ГЛАВА ДВАДЦАТЬ ВТОРАЯ
Фото-сессия. "В тени наук" или "Я вас не понимаю, господин профессор!"
Как только мы оказались в фото-студии, Будилов сразу же стал раздеваться, плотоядно глядя на Бланку. Когда он снял трусы, его хуй торчал, словно школьная указка. Да и сам он был похож на свой возбужденный хуй – бритый наголо, жилистый, изогнутый в дугу.
Бланка, слегка краснея, принялась расстегивать джинсы, не отрывая взгляда от Будилова-хуя.
– Я понимаю, что вам хочется начать работу с ебли, но я предлагаю начать работу с работы, – строго сказал я, расстегивая кобуру фотоаппарата. – Вот замечательный фон, я имею ввиду доску, она, как нельзя кстати, исписана какими-то формулами!
Я взглянул на доску внимательней.
– Что же это за формулы? Ага – "Blendeautomatik, manuelle
Einstellungen", это профессор Кодера объяснял студентам, как высчитывать диафрагму в зависимости от выдержки, как снимать в ручном режиме и как регулировать автоматический. Время выдержки завесит от величины диафрагмы. Избитые истины, азы фотографии!

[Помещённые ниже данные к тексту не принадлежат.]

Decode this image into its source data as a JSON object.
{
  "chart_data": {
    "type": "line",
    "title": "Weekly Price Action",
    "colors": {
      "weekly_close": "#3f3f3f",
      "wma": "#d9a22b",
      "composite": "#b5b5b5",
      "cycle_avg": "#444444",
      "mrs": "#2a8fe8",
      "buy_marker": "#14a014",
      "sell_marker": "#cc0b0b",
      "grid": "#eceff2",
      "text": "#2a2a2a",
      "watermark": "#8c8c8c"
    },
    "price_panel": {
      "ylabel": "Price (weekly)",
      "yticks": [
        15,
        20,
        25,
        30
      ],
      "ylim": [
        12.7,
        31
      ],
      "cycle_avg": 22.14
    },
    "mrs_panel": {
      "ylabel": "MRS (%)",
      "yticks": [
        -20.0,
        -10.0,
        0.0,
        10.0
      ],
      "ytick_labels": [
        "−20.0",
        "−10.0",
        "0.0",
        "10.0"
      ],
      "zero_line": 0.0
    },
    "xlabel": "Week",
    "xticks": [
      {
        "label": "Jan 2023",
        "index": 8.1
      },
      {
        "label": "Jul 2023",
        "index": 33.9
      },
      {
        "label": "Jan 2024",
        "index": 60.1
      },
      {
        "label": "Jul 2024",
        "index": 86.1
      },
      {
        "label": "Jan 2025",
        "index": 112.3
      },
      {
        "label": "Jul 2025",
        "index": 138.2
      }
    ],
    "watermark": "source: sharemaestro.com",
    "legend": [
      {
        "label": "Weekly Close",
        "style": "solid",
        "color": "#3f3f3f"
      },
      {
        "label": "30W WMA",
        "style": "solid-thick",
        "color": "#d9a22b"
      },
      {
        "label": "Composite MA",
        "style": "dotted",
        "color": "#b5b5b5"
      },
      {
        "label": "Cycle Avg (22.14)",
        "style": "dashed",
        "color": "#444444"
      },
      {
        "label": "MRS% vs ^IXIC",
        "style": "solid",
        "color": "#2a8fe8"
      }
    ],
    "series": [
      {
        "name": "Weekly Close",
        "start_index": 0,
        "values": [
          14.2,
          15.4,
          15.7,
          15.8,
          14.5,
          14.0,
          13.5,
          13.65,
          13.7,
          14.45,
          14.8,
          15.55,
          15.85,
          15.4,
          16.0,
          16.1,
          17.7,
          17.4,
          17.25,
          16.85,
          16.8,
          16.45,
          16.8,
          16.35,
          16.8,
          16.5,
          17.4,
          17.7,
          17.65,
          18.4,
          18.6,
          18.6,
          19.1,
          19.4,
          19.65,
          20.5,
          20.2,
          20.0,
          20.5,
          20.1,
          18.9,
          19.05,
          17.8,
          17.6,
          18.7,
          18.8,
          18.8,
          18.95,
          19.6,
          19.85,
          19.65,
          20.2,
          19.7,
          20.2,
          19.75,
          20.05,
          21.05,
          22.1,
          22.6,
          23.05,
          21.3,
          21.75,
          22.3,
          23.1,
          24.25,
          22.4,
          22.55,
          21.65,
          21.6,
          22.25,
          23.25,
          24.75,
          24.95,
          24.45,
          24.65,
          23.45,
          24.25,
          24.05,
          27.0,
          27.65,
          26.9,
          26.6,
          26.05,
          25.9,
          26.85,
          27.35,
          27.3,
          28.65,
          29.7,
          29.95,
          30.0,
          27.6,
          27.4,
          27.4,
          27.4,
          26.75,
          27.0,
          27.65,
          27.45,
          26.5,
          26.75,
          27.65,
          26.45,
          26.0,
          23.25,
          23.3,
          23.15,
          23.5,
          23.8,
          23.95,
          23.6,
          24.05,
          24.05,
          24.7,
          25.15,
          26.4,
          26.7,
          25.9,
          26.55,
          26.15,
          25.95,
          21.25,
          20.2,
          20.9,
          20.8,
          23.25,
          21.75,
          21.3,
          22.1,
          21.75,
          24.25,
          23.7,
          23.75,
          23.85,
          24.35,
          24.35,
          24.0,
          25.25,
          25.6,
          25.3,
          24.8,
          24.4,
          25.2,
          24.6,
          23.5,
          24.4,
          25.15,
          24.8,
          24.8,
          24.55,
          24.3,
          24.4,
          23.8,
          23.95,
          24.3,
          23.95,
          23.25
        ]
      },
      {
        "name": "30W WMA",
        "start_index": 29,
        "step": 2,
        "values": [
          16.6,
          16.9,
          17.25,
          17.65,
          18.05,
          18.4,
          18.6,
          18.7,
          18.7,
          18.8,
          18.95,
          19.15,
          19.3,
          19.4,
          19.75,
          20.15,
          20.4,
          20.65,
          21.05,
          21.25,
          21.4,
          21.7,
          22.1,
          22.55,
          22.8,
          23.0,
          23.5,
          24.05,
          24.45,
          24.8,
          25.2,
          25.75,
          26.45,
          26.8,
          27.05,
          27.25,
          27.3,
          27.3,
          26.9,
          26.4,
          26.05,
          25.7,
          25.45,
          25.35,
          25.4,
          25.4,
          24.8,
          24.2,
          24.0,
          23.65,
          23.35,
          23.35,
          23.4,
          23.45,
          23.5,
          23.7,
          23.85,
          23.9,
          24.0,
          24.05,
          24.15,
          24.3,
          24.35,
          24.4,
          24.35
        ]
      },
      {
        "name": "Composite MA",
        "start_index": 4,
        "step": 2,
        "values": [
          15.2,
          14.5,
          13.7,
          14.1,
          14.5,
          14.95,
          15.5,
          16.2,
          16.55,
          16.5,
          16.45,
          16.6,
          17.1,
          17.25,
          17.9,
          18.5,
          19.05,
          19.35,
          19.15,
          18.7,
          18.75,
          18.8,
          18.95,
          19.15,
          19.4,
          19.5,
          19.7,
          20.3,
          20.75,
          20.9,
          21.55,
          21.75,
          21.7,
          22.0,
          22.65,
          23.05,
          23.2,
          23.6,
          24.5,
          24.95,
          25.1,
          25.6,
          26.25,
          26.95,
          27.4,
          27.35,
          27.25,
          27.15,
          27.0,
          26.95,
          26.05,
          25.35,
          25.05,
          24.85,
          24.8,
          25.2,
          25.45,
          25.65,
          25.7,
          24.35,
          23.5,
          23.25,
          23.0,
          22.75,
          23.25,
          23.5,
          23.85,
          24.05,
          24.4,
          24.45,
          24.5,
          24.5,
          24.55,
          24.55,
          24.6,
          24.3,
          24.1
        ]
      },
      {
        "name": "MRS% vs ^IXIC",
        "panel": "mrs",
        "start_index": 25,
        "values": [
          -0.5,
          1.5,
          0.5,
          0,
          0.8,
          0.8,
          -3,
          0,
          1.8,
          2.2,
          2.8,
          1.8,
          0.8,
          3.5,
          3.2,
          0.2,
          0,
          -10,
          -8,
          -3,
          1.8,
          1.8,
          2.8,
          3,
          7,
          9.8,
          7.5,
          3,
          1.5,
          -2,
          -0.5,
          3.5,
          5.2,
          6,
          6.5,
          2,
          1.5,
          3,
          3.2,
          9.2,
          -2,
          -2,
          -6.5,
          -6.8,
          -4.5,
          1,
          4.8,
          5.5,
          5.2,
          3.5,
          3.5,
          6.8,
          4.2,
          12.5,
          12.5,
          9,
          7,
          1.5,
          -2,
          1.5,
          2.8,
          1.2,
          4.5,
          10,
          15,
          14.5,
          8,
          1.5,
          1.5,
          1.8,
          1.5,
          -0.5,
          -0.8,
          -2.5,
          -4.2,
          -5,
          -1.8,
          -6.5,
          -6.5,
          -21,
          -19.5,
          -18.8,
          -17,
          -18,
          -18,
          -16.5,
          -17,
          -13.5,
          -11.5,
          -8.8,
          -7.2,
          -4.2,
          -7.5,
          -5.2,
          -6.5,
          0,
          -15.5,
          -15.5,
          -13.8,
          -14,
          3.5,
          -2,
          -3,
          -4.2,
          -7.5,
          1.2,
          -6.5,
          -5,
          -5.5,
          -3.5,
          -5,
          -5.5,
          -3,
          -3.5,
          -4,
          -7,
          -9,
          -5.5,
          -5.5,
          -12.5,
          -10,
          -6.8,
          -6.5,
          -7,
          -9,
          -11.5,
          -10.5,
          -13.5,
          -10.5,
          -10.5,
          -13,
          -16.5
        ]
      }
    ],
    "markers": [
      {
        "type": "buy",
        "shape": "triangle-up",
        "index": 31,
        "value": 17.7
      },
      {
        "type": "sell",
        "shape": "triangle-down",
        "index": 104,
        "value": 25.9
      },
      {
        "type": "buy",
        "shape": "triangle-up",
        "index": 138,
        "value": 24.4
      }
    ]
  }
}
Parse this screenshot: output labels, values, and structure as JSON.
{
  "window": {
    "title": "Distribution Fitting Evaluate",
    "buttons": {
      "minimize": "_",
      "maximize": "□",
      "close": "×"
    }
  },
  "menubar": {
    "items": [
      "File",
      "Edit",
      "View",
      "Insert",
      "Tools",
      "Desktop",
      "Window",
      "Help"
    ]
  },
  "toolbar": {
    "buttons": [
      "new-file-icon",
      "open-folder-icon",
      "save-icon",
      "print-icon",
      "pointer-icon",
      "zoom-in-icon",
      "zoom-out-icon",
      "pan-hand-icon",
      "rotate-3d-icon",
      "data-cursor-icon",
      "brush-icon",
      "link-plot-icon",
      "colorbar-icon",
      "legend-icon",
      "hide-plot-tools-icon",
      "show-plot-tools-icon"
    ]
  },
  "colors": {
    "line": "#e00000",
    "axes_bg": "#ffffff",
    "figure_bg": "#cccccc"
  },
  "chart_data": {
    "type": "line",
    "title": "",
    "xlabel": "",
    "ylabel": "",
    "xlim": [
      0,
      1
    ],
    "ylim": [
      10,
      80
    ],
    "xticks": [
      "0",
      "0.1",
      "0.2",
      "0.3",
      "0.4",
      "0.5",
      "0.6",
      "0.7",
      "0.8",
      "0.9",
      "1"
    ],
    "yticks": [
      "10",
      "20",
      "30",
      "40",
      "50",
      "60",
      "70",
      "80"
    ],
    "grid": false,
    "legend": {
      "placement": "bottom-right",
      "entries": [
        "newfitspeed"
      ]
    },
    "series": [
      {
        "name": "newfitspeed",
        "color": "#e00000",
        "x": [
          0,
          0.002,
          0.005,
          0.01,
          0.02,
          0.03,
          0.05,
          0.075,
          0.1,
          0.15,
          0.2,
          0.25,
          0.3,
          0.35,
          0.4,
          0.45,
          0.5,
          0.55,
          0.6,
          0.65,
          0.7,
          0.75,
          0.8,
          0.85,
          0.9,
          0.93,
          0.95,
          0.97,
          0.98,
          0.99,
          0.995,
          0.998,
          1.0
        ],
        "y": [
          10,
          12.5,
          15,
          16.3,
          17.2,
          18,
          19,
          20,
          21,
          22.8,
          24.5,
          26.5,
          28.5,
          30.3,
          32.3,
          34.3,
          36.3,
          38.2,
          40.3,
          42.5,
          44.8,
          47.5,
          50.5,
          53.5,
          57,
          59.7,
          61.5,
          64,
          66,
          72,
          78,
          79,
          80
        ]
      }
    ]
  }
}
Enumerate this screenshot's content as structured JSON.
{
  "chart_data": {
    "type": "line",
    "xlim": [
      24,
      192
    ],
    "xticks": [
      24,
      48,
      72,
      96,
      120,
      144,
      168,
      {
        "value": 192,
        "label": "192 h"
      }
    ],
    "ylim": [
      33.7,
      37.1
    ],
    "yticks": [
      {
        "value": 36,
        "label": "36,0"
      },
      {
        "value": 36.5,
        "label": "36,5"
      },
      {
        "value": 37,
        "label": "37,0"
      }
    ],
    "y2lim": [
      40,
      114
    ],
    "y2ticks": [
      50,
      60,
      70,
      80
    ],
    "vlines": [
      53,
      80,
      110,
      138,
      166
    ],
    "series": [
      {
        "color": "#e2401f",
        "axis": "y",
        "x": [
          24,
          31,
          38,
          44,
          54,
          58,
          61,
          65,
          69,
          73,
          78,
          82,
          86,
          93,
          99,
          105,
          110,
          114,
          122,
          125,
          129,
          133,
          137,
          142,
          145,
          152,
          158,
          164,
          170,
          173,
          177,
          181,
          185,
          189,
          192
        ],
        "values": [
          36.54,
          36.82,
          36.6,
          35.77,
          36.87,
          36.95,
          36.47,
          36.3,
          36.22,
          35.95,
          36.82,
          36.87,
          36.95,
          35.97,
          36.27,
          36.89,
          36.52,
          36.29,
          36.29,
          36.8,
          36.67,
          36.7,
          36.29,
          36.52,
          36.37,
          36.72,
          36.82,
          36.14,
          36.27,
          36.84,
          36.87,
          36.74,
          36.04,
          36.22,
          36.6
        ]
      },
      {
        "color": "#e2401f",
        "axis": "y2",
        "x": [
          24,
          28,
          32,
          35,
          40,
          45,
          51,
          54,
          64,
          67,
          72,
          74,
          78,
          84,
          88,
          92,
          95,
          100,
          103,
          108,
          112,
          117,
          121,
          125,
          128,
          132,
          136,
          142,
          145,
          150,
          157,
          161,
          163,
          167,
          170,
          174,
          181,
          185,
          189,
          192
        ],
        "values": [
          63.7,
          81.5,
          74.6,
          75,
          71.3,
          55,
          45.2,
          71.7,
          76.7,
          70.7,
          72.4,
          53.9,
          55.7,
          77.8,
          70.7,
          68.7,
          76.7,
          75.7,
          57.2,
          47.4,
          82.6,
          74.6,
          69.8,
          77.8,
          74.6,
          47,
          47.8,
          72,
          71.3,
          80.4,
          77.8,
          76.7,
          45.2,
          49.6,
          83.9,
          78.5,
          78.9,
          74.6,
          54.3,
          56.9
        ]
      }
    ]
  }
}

Пока я произносил свою тираду, Бланка разделась и в нерешительности переминалась с ноги на ногу рядом с Будиловым, ожидая моих указаний.
– Предлагаю назвать сессию "В тени наук или – я вас не понимаю, господин профессор", поскольку мы затронем проблему отношений учитель-ученик и ученик-учитель, вернее ученица-учитель и учительница-ученик. Это очень серьезный аспект человеческих отношений, поскольку сплошь и рядом ученицам хочется порахаться с учителями, а учителям с ученицами, но социальные рамки редко дают возможность для реализации подобных желаний. Я, например, когда учился в школе, мечтал засадить учительнице математики, а когда стал преподавать в университете, часто не против выебать какую-нибудь смазливую студентку.